Template (previously cached) is read successfully by netflow codec when logstash is started, data flows parsed successfully and exported into ES.
But, after a minute or so, template is not recognized anymore, and WARN messages are seen in the logs for all new attempts of data processing, e.g.
[WARN ][logstash.codecs.netflow ] Can't (yet) decode flowset id 256 from source id 0, because no template to decode it with has been received. This message will usually go away after 1 minute.
Was this issue seen before?
- Version: Logstash 5.6.4 + netflow codec 3.7.0
- Operating System: CentOs release 6.8 (Final)
- Config File (if you have sensitive info, please remove it):
netflow input configuration:
input {
udp {
type => "netflow"
port => 9995
codec => netflow {
versions => [5,9]
cache_save_path => "/tmp"
cache_ttl => 100
}
}
}
Allow me to provide additional information from further tests, that show an interesting conclusion.
Having logstash receiving a few data netflow packets, in log (with trace activated) is possible to see that:
- when logstash is started recognizes correctly the template (cached previously)

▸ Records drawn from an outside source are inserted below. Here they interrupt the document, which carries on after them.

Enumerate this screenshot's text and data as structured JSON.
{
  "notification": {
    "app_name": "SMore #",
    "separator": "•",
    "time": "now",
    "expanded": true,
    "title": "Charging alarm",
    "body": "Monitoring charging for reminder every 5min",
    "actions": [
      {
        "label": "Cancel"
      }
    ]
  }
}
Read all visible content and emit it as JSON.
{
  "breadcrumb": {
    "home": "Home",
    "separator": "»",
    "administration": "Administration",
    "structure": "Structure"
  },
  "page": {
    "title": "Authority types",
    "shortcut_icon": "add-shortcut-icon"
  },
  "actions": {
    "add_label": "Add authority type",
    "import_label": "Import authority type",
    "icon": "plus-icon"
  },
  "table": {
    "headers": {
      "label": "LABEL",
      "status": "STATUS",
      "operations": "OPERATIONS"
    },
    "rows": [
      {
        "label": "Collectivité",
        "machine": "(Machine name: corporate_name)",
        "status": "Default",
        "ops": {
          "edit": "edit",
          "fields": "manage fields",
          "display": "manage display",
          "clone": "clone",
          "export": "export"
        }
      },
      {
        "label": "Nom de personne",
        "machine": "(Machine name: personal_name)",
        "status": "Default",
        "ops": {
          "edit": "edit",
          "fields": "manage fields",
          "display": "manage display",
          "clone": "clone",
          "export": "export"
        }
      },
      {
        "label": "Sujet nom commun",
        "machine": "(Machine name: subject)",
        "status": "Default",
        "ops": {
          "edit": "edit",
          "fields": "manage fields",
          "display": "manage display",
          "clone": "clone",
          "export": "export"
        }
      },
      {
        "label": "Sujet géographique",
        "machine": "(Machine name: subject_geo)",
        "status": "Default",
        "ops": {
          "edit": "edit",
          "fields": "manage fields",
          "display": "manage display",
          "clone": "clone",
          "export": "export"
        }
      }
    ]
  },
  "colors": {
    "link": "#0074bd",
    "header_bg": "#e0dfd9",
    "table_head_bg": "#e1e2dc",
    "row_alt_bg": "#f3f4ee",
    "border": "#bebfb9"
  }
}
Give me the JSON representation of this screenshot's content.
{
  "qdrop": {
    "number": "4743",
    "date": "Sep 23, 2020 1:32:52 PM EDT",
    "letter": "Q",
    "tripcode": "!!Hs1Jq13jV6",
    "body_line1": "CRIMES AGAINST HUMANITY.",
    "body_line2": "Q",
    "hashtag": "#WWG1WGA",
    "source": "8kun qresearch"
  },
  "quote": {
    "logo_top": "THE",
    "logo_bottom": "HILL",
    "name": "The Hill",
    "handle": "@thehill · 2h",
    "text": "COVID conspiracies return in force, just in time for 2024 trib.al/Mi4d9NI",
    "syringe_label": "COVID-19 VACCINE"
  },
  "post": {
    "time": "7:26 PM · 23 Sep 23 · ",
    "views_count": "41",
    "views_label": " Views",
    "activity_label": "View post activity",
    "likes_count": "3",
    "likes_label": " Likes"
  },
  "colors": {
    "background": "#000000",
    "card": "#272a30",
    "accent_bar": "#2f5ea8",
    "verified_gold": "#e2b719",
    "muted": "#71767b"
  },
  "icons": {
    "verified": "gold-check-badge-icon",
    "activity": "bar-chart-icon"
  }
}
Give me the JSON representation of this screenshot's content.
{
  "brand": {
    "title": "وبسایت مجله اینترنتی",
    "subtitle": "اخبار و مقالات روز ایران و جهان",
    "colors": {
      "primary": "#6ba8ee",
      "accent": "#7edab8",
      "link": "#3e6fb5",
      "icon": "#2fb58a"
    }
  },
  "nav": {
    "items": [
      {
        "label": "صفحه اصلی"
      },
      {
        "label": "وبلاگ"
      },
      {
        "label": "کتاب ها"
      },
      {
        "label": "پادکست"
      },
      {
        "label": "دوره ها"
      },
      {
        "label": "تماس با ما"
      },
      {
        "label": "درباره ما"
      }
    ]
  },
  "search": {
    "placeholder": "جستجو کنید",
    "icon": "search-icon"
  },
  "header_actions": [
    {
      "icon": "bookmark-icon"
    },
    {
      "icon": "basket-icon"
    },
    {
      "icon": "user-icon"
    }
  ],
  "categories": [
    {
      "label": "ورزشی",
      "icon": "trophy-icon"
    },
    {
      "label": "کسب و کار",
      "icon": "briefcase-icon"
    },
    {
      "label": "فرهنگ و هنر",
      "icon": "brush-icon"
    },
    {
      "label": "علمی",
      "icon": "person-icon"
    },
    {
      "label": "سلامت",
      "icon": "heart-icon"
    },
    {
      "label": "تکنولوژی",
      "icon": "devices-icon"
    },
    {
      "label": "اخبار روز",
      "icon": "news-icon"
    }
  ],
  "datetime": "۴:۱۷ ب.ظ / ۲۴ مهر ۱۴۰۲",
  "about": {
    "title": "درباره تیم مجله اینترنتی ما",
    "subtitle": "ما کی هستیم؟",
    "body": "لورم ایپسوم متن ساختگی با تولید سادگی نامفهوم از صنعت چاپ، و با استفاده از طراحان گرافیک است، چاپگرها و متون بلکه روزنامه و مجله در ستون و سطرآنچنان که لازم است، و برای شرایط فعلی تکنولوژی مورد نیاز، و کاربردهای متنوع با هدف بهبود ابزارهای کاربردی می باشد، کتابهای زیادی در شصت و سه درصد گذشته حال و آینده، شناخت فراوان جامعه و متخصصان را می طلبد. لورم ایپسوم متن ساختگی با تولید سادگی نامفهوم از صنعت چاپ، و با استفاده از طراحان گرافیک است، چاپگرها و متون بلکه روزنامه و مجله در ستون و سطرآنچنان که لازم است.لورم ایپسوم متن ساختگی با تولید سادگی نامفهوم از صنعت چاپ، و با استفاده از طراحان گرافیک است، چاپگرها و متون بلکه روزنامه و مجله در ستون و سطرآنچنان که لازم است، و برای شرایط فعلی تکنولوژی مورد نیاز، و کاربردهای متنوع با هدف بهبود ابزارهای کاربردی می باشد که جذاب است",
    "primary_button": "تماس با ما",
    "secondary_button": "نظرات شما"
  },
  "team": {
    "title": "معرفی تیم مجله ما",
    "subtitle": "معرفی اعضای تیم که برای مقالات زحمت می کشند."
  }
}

- after some time, template is not recognized anymore (message error indicated in previous comment)
- when template is received again, starts processing traffic correctly again
Didn't anyone see this issue before? I believe now might be related with template caching use issue or wrong configuration.
Thanks
Further troubleshooting showed that issue was related with cache_ttl parameter, and the fact that this is not in minutes as described in documentation (see below) but in smaller unit (seconds I believe).